WTT moves US Smash 2026 to Ontario near Los Angeles
WTT is moving US Smash 2026 to Ontario, putting its biggest U.S. stage 35 miles from downtown Los Angeles before LA28 table tennis lands in the same city.

World Table Tennis is planting its biggest American flag yet in Ontario, shifting US Smash 2026 into the Greater Los Angeles market as it tries to turn Olympic-cycle buzz into lasting U.S. demand. The move matters because LA28 has already put table tennis on the schedule at the Convention Center in downtown Los Angeles, making this Grand Smash feel less like a stand-alone stop and more like a dry run for the sport’s biggest American showcase.
US Smash 2026 will run from 26 June to 5 July 2026 at the Ontario Convention Center in Southern California, about 35 miles east of downtown Los Angeles. WTT says the event will span ten days in all, with two days of qualifying followed by eight days of main-draw action, and it lists prize money at USD 1,550,000. That combination of length, money and location gives the tournament real weight on the calendar, not just as a headline event but as one of the season’s clearest markers of where the sport wants to grow.

The field already looks loaded. WTT’s men’s entry list is headed by world No. 1 Wang Chuqin, with Truls Moregard, Tomokazu Harimoto, Felix Lebrun, Lin Shidong, Hugo Calderano, Lin Yun-Ju, Sora Matsushima, Jang Woojin and Dang Qiu also among the top names. Wang comes in as the reigning U.S. Smash men’s champion after winning the inaugural event in Las Vegas, while Zhu Yuling won the women’s title there last year. That 2025 tournament, staged at Orleans Arena, was the first-ever WTT Grand Smash held in the Americas, and it proved the U.S. can support elite table tennis when the best players show up.
WTT chief executive Steve Dainton said the response to US Smash 2025 showed what was possible in the United States and that moving the event into the Los Angeles region fits the next phase of growth. Lily Zhang, the California-born multi-time Olympian, said having a Grand Smash on home soil changes the atmosphere and gives younger American players something tangible to aim for. That point matters more in a city already preparing for LA28, where the same sport will return to the downtown Convention Center in 2028.
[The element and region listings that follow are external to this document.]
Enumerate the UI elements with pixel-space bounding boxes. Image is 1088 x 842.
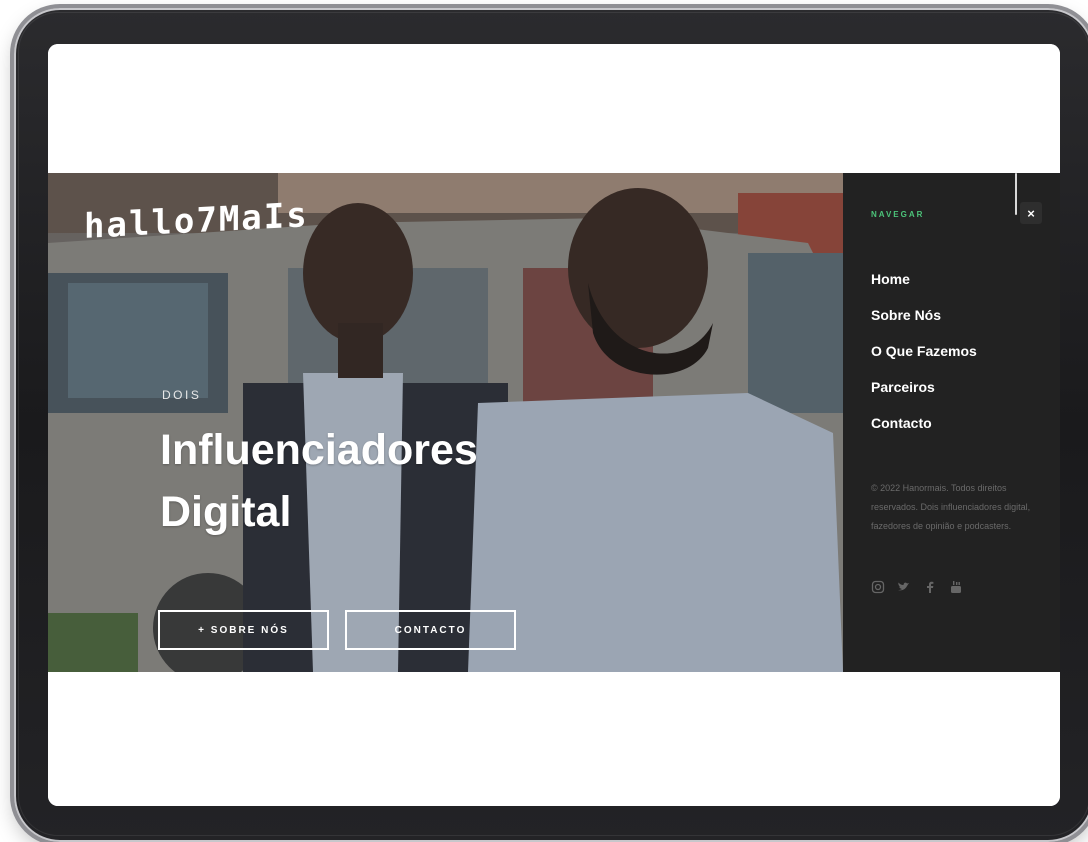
tablet-screen: hallo7MaIs DOIS Influenciadores Digital … (48, 44, 1060, 806)
about-button[interactable]: + SOBRE NÓS (158, 610, 329, 650)
nav-menu: Home Sobre Nós O Que Fazemos Parceiros C… (871, 265, 977, 445)
scrollbar[interactable] (1015, 173, 1017, 215)
nav-item-o-que-fazemos[interactable]: O Que Fazemos (871, 337, 977, 373)
instagram-icon[interactable] (871, 580, 885, 594)
nav-item-contacto[interactable]: Contacto (871, 409, 977, 445)
close-menu-button[interactable]: × (1020, 202, 1042, 224)
top-white-band (48, 44, 1060, 173)
hero-headline-line1: Influenciadores (160, 426, 478, 474)
social-links (871, 580, 963, 594)
nav-heading: NAVEGAR (871, 210, 925, 219)
copyright-text: © 2022 Hanormais. Todos direitos reserva… (871, 483, 1031, 531)
twitter-icon[interactable] (897, 580, 911, 594)
nav-item-sobre-nos[interactable]: Sobre Nós (871, 301, 977, 337)
facebook-icon[interactable] (923, 580, 937, 594)
navigation-panel: NAVEGAR × Home Sobre Nós O Que Fazemos P… (843, 173, 1060, 672)
contact-button[interactable]: CONTACTO (345, 610, 516, 650)
youtube-icon[interactable] (949, 580, 963, 594)
hero-headline-line2: Digital (160, 488, 292, 536)
hero-eyebrow: DOIS (162, 388, 202, 402)
hero-section: hallo7MaIs DOIS Influenciadores Digital … (48, 173, 843, 672)
bottom-white-band (48, 672, 1060, 806)
nav-item-home[interactable]: Home (871, 265, 977, 301)
hero-headline: Influenciadores Digital (160, 419, 580, 543)
nav-item-parceiros[interactable]: Parceiros (871, 373, 977, 409)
Tickets are set to open soon, and WTT’s player lists are posted five weeks before the event, giving fans an early look at the draw and a clearer sense of how deep the field will be. For a sport trying to build momentum in the United States, the Ontario move is not just a venue change. It is WTT telling the market that table tennis belongs in the Olympic conversation now, not just in 2028.